By the time Labour party conference begins on Sunday in Liverpool, the party will have announced its new leader. And it is likely to be its old leader, Jeremy Corbyn. For those who have nailed their colours to Owen Smith’s mast, it is quickly becoming clear that Corbyn is about to consolidate power. As a result, there will need to be a mass rethinking of the anti-Corbyn strategy.

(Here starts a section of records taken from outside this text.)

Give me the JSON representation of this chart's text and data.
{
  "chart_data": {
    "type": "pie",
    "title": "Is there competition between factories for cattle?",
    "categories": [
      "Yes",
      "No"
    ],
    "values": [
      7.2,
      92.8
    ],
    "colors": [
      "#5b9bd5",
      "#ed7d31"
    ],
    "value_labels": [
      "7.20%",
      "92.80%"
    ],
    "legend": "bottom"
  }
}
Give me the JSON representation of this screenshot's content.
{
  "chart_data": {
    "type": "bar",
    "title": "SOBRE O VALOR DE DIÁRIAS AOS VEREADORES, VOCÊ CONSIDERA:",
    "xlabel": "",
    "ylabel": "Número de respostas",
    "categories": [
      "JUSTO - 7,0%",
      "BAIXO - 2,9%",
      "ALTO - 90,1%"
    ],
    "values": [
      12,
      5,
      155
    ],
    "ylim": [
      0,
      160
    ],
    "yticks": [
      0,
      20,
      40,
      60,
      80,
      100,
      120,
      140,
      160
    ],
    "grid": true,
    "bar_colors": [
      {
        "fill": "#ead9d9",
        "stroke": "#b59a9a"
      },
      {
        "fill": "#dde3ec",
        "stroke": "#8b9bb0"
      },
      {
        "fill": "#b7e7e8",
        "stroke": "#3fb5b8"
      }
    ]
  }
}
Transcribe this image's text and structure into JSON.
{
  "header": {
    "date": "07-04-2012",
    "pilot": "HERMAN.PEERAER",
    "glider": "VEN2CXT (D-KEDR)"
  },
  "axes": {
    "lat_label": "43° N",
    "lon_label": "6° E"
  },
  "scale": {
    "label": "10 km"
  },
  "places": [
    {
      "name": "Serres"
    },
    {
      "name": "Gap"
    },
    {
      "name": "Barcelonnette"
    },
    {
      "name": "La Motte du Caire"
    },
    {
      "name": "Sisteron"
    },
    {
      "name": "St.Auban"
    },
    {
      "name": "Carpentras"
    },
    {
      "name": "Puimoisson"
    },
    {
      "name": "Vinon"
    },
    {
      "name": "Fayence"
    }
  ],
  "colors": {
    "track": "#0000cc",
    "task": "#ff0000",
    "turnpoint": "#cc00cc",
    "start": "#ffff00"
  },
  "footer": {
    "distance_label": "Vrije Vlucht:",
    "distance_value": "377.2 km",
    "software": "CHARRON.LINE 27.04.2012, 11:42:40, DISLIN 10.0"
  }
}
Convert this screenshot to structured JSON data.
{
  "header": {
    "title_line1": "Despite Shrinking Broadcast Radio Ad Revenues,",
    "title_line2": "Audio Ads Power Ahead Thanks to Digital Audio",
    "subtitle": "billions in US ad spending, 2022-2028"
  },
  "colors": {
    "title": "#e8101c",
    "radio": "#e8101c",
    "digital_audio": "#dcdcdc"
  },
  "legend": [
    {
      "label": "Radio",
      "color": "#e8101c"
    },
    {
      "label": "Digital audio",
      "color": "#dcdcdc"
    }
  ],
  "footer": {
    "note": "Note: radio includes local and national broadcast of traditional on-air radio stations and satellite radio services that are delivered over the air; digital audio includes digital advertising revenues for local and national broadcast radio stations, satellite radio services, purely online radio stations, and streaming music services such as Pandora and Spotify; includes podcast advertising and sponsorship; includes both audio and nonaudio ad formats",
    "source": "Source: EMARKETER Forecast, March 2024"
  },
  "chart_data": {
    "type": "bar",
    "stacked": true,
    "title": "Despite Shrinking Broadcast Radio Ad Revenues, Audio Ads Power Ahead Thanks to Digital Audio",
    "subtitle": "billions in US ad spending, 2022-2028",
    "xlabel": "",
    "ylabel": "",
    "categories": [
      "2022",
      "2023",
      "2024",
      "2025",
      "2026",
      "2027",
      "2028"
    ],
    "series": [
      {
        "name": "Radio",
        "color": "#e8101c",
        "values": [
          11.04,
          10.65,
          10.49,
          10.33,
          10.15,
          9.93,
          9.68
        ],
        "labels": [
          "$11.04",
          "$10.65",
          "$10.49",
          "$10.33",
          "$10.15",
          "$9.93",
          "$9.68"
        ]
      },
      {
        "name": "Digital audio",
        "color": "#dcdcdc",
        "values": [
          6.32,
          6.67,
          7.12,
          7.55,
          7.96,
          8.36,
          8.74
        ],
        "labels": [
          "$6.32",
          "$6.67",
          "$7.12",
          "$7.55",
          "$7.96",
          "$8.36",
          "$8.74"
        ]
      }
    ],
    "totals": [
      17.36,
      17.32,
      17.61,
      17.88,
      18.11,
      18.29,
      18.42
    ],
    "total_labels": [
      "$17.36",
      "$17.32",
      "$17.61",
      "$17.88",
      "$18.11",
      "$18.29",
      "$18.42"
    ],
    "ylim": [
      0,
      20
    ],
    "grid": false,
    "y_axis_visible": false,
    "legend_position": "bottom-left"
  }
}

Most analysis of Theresa May’s decision to fight for grammar schools has focused on the internal politics of the Conservative party, but the debate has also inadvertently played into Jeremy Corbyn’s hands. Finally, after more than a year in the job, Corbyn has a domestic policy that he actually cares about. Until now, he has struggled to get fired up about issues that don’t involve the Middle East, the Falklands or Northern Ireland. Selective education undoubtedly gets his engine going; indeed, he separated from his wife Claudia Bracchita over the matter. She said that her decision to send their son to a grammar school ‘played an important role in bringing about a regrettable marital break-up.’
In his first PMQs debating this issue, Corbyn gave his best performance yet, even earning plaudits from The Spectator. Labour MPs, including some from the 80 per cent who are currently in open rebellion against him, applauded his performance. Lucy Powell called it an ‘easy win’. Mary Creagh saw May ‘floundering’. Lillian Greenwood said Corbyn was ‘right to press May hard’ on the issue, and Wes Streeting observed that the Prime Minister was ‘on the ropes…against six evidence-led questions’.
This is as close to a show of parliamentary approval as Corbyn has received during his tenure as Leader of the Opposition. And it’s no coincidence that it should arrive this week. On Wednesday, polls close for the Labour leadership, so the drive behind Owen Smith’s campaign will dry up. While polling on elections and referendums has been shaky of late, which perhaps explains why Smith’s team are still refusing to concede that the race is anything less than neck-and-neck, it is worth remembering that in the 2015 leadership race there was little doubt that Corbyn would triumph. Now, ahead of Saturday’s announcement, there is equally scant uncertainty.
Indeed, fourteen Labour MPs who quit Corbyn’s frontbench in June have already told the BBC that they are open to a return to the Shadow Cabinet, should Corbyn reclaim the leadership. In a Panorama documentary due to air on Monday evening, Unite General Secretary Len McCluskey supports the prospect of deselection for MPs who quit Corbyn’s cabinet, telling John Piennar ‘they should be held to account’. It is hardly a surprise then that, with tail firmly between legs, former shadow sports minister Clive Efford has told the Today programme that he had spoken to party members who felt ‘that we never really respected the vote that was given by party members’ and that ‘they want to see the party back as an effective opposition, so if there’s a role for me in that, I would consider it’.
It now looks likely that a thawing of relations will soon begin between Corbyn’s team and some of the rebel MPs. If Corbyn increases his mandate among Labour members, which he looks set to do, there must be a concerted effort to stabilise the party. The boundary review means that a number of prominent Labour MPs will now face difficult defences of their constituencies in 2020, while others have unwittingly been pulled into safe seats. The energy required to organise an opposition has already been expended. The grammar schools debate, which will rage on for some time, has given Corbyn a signature policy around which to rally support; and it has also given the Labour rebels a means of backtracking on their previous animosity.
Now that the #SavingLabour campaign has run its course and the rebels will, at the very least, have to wait until next summer for another coup, a tactical rethink is in the offing. By next year, 2020 will not be looking quite so far away, and there are few viable leadership candidates who would, at that point, be willing to take on the task of leading the Labour party into a potentially disastrous election. We can already see the roots of the uneasy alliance that is forming within Labour, and which will likely carry Corbyn through to the election.